Re: Delta Compression and UTF-8 Header Values from Zhong Yu on 2013-02-10 (ietf-http-wg@w3.org from January to March 2013)

From: Zhong Yu <zhong.j.yu@gmail.com>
Date: Sun, 10 Feb 2013 17:25:36 -0600
To: Willy Tarreau <w@1wt.eu>
Cc: Martin J. Dürst <duerst@it.aoyama.ac.jp>, Mark Nottingham <mnot@mnot.net>, James M Snell <jasnell@gmail.com>, "ietf-http-wg@w3.org" <ietf-http-wg@w3.org>
Message-ID: <CACuKZqEsSaPLvFtTpLDSD8y3d2X2wdtQAqFciNESxLNk7ipTHw@mail.gmail.com>

On Sun, Feb 10, 2013 at 4:58 PM, Zhong Yu <zhong.j.yu@gmail.com> wrote:
> On Sun, Feb 10, 2013 at 1:26 AM, Willy Tarreau <w@1wt.eu> wrote:
>> Hello Martin,
>>
>> On Sun, Feb 10, 2013 at 02:02:46PM +0900, "Martin J. Dürst" wrote:
>>> >The encoding can
>>> >become inefficient to transport for other charsets by inflating data by up
>>> >to 50%
>>>
>>> Well, that's actually an urban myth. The 50% is for CJK
>>> (Chinese/Japanese/Korean).
>>
>> With the fast development of China, it is perfectly imaginable that
>> in 10 years, a significant portion of the web traffic is made with
>> Chineese URLs, so we must not ignore that.
>
> The problem of Chinese character in URL is %-encoding:
>
>     %##%##%##
>
> 9 bytes for a single Chinese character! where ideally 2 bytes should suffice.
>
> However, this is a URI issue, not an HTTP issue. Is HTTP going to
> unilaterally "upgrade" URI format? That is possible, but it seems a
> big step, and it'll only decease interop for some coming years.

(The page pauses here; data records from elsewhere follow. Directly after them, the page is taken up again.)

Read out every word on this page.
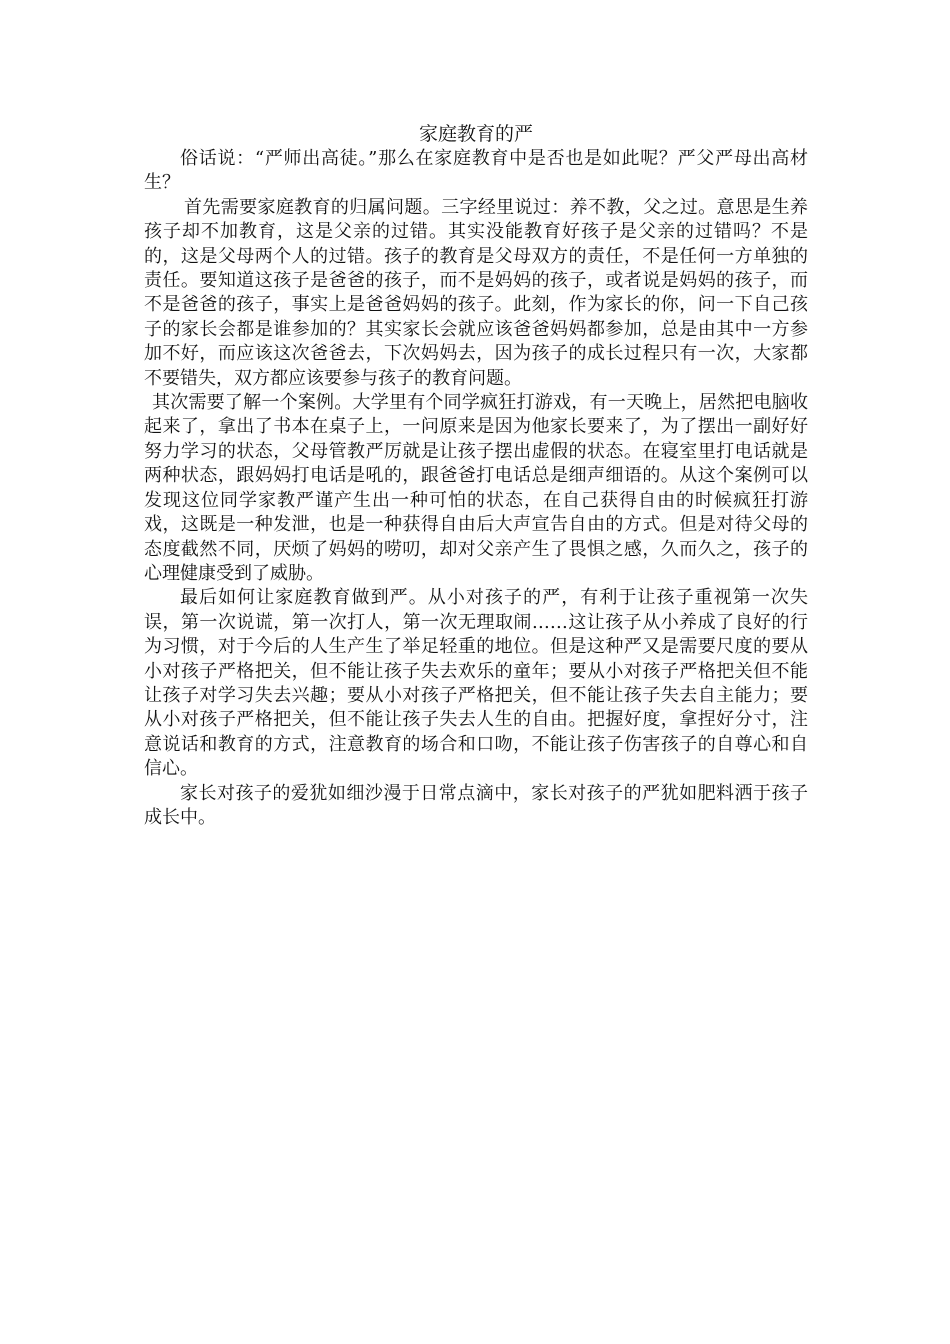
家庭教育的严

俗话说：“严师出高徒。”那么在家庭教育中是否也是如此呢？严父严母出高材生？

首先需要家庭教育的归属问题。三字经里说过：养不教，父之过。意思是生养孩子却不加教育，这是父亲的过错。其实没能教育好孩子是父亲的过错吗？不是的，这是父母两个人的过错。孩子的教育是父母双方的责任，不是任何一方单独的责任。要知道这孩子是爸爸的孩子，而不是妈妈的孩子，或者说是妈妈的孩子，而不是爸爸的孩子，事实上是爸爸妈妈的孩子。此刻，作为家长的你，问一下自己孩子的家长会都是谁参加的？其实家长会就应该爸爸妈妈都参加，总是由其中一方参加不好，而应该这次爸爸去，下次妈妈去，因为孩子的成长过程只有一次，大家都不要错失，双方都应该要参与孩子的教育问题。

其次需要了解一个案例。大学里有个同学疯狂打游戏，有一天晚上，居然把电脑收起来了，拿出了书本在桌子上，一问原来是因为他家长要来了，为了摆出一副好好努力学习的状态，父母管教严厉就是让孩子摆出虚假的状态。在寝室里打电话就是两种状态，跟妈妈打电话是吼的，跟爸爸打电话总是细声细语的。从这个案例可以发现这位同学家教严谨产生出一种可怕的状态，在自己获得自由的时候疯狂打游戏，这既是一种发泄，也是一种获得自由后大声宣告自由的方式。但是对待父母的态度截然不同，厌烦了妈妈的唠叨，却对父亲产生了畏惧之感，久而久之，孩子的心理健康受到了威胁。

最后如何让家庭教育做到严。从小对孩子的严，有利于让孩子重视第一次失误，第一次说谎，第一次打人，第一次无理取闹……这让孩子从小养成了良好的行为习惯，对于今后的人生产生了举足轻重的地位。但是这种严又是需要尺度的要从小对孩子严格把关，但不能让孩子失去欢乐的童年；要从小对孩子严格把关但不能让孩子对学习失去兴趣；要从小对孩子严格把关，但不能让孩子失去自主能力；要从小对孩子严格把关，但不能让孩子失去人生的自由。把握好度，拿捏好分寸，注意说话和教育的方式，注意教育的场合和口吻，不能让孩子伤害孩子的自尊心和自信心。

家长对孩子的爱犹如细沙漫于日常点滴中，家长对孩子的严犹如肥料洒于孩子成长中。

... and I did not know about IRI...

Is HTTP2 going to adopt IRI?

>
> From my perspective, URLs are not a priority to optimize; they are
> usually not that big; servers can unilaterally use a more efficient
> encoding method for special chars. Maybe we should restraint from
> trying to change URI syntax.
>
> Zhong Yu
>
>>
>>> For the languages/scripts of India, South
>>> East Asia, and a few more places, it can be 200%. (For texts purely in
>>> an alphabet in the Supplemental planes such as Old Italic, Shavian,
>>> Osmanya,..., it can be 300%, but I guess we can ignore these.) But these
>>> numbers only apply to cases that don't contain any ASCII at all.
>>
>> I don't see how this is possible since you have 6 bits of data per byte
>> plus a few bits on the first byte, and you need 3 bytes to transport 16
>> bits, which is 50% for me :-)
>>
>>> >and may make compression less efficient.
>>>
>>> That depends very much on the method of compression that's used.
>>
>> I agree, but adding unused bits or entropy in general will make compression
>> algorithms less efficient.
>>
>>> >I'm not saying I'm totally against UTF-8 in HTTP/2 (eventhough I hate using
>>> >it), I'm saying that it's not *THE* solution to every problem. It's just
>>> >*A*
>>> >solution to *A* problem : "how to extend character sets in existing
>>> >documents
>>> >without having to re-encode them all". I don't think this specific problem
>>> >is
>>> >related to the scope of the HTTP/2 work, so at first glance, I'd say that
>>> >UTF-8 doesn't seem to solve a known problem here.
>>>
>>> The fact that I mentioned Websockets may have lead to a
>>> misunderstanding. I'm not proposing to use UTF-8 only in bodies, just in
>>> headers (I wouldn't object, though). My understanding was that James was
>>> talking about headers, and I was doing so, too.
>>
>> I was talking about header values too. As a developer of intermediaries,
>> I'm not interested in the body at all. I'm seeing people do ugly things
>> all the time, like regex-matching hosts with ".*\.example\.com" without
>> being aware how slow it is to do that on each and every Host header field.
>> Typically doing that with an UTF-8 aware library is even slower.
>>
>> That's why I'm having some concerns.
>>
>> Ideally, everything we transport should be in its original form. If hosts
>> come from DNS, they should appear encoded as they were returned by the DNS
>> server (even with the ugly IDN format). If paths are supposed to be UTF-8,
>> let them be sent in their raw original UTF-8 form without changing the
>> format. But then we don't want to mix Host and path, and we want to put as
>> a first rule that only the shortest forms are allowed. If most header fields
>> are pure ASCII (eg: encodings), declare them as such. If some header fields
>> are enums, use enums and not text. Etc...
>>
>> Regards,
>> Willy
>>
>>

Received on Sunday, 10 February 2013 23:26:04 UTC